See the image below: during the beginning of the video, there’s high usage when the app tries to fill the buffer. You can see it using three different flows (color-coded) to maximize throughput. It goes ideal for a little bit when video plays. When the buffer gets some space, it shows spiky behavior trying to use the TCP streams to fill it. This example is based on one device on one network. It’s important to understand that this behavior may vary with different devices and network conditions over time, as Netflix does more research and changes its algorithm.
Netflix Will Top Out the Available Capacity
This is an experiment we did. We started a shaper at 3 Mb and then started a Netflix show. After a few minutes, we increased the shaper rate to 5 Mb and in this case, Netflix didn’t choose the higher encoding, i.e. it didn’t make the up-shift decision. So, we kept playing at a bit rate under 3 Mb. We were trying to see what would happen if it was filling the buffer with video well below the available capacity in the network.
You can see that it still uses all the available link capacity when it’s fetching chunks of video but it’s not consistent. You can see that the buffer fills in the beginning and then plays for a little while, gets room in the buffer, goes onto 5 Mb, goes down again. The point being that, while it’s filling the buffer for 10s of seconds at a time, it’s not leaving room for interactive traffic like VoIP or gaming to get through.
This confirms the known QoE insight that Netflix won’t allow interactive packets from VoIP calls or gaming to get through. Those packets will continue to wait behind Netflix traffic in the pipe.
Conclusion: Key Learnings for Network Operators
- Netflix uses multiple TCP connections and TLS. Therefore, it’s not possible to limit the number of devices or streaming sessions even with DPI-based platforms.
- Videos on Netflix are variable bitrate encoded (and dependent on genre of movie amongst other things). As a result, it’s not possible to limit resolution (like standard def) with network policy.
- Netflix downloads in short bursts at full link rate, which can negatively impact other traffic like gaming packets or VoIP. A strategy to fix QoE problems associated with Netflix behavior is to leverage modern queuing technologies such as FQ-CoDel.

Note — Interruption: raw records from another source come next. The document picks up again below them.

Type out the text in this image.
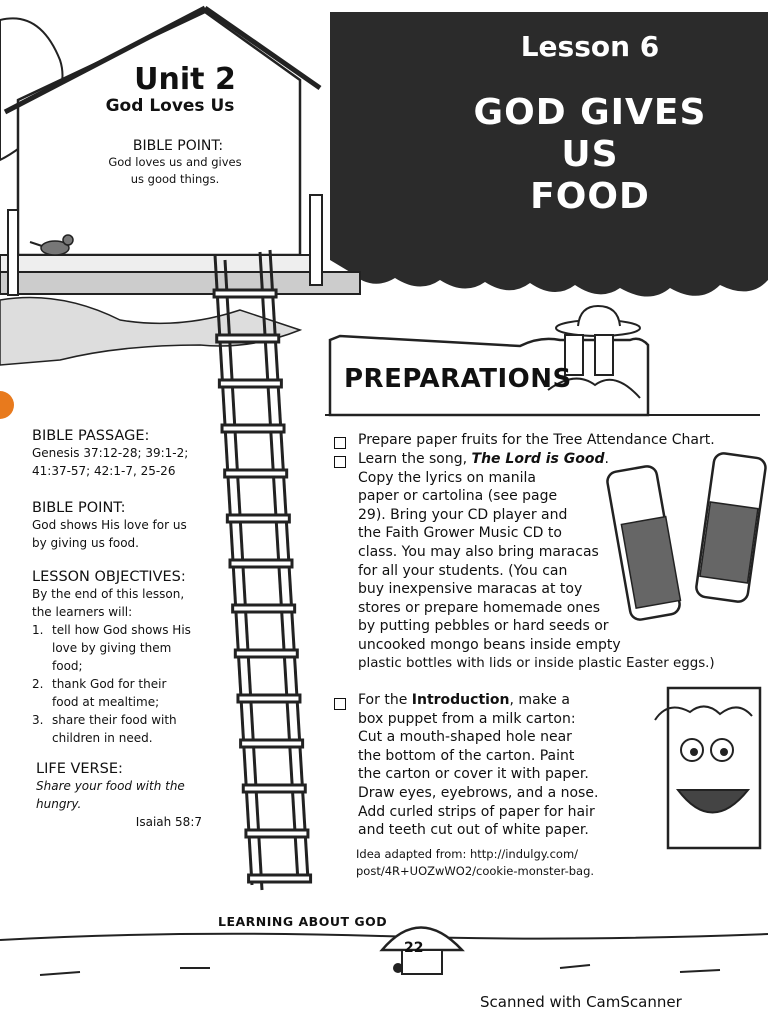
Unit 2
God Loves Us
BIBLE POINT:
God loves us and gives
us good things.
Lesson 6
GOD GIVES US
FOOD
BIBLE PASSAGE:
Genesis 37:12-28; 39:1-2;
41:37-57; 42:1-7, 25-26
BIBLE POINT:
God shows His love for us
by giving us food.
LESSON OBJECTIVES:
By the end of this lesson,
the learners will:
1. tell how God shows His
love by giving them
food;
2. thank God for their
food at mealtime;
3. share their food with
children in need.
LIFE VERSE:
Share your food with the
hungry.
Isaiah 58:7
PREPARATIONS
Prepare paper fruits for the Tree Attendance Chart.
Learn the song, The Lord is Good.
Copy the lyrics on manila
paper or cartolina (see page
29). Bring your CD player and
the Faith Grower Music CD to
class. You may also bring maracas
for all your students. (You can
buy inexpensive maracas at toy
stores or prepare homemade ones
by putting pebbles or hard seeds or
uncooked mongo beans inside empty
plastic bottles with lids or inside plastic Easter eggs.)
For the Introduction, make a
box puppet from a milk carton:
Cut a mouth-shaped hole near
the bottom of the carton. Paint
the carton or cover it with paper.
Draw eyes, eyebrows, and a nose.
Add curled strips of paper for hair
and teeth cut out of white paper.
Idea adapted from: http://indulgy.com/
post/4R+UOZwWO2/cookie-monster-bag.
LEARNING ABOUT GOD
22
Scanned with CamScanner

In the end, it’s important to realize that the more capacity Netflix can use, the better resolution/picture quality it’ll offer to the subscriber. From an operator or business point of view, while you want to provide a network that offers a great Netflix experience, you do have network constraints in terms of available capacity and subscriber plans. However, artificially limiting the capacity for Netflix and other applications isn’t the right way to go from a QoE perspective.
Modern techniques like FQ-CoDel allow ISPs to offer a good experience to their subscribers within their enforced plan, while ensuring that interactive applications aren’t negatively impacted by high-bandwidth applications like Netflix or device updates.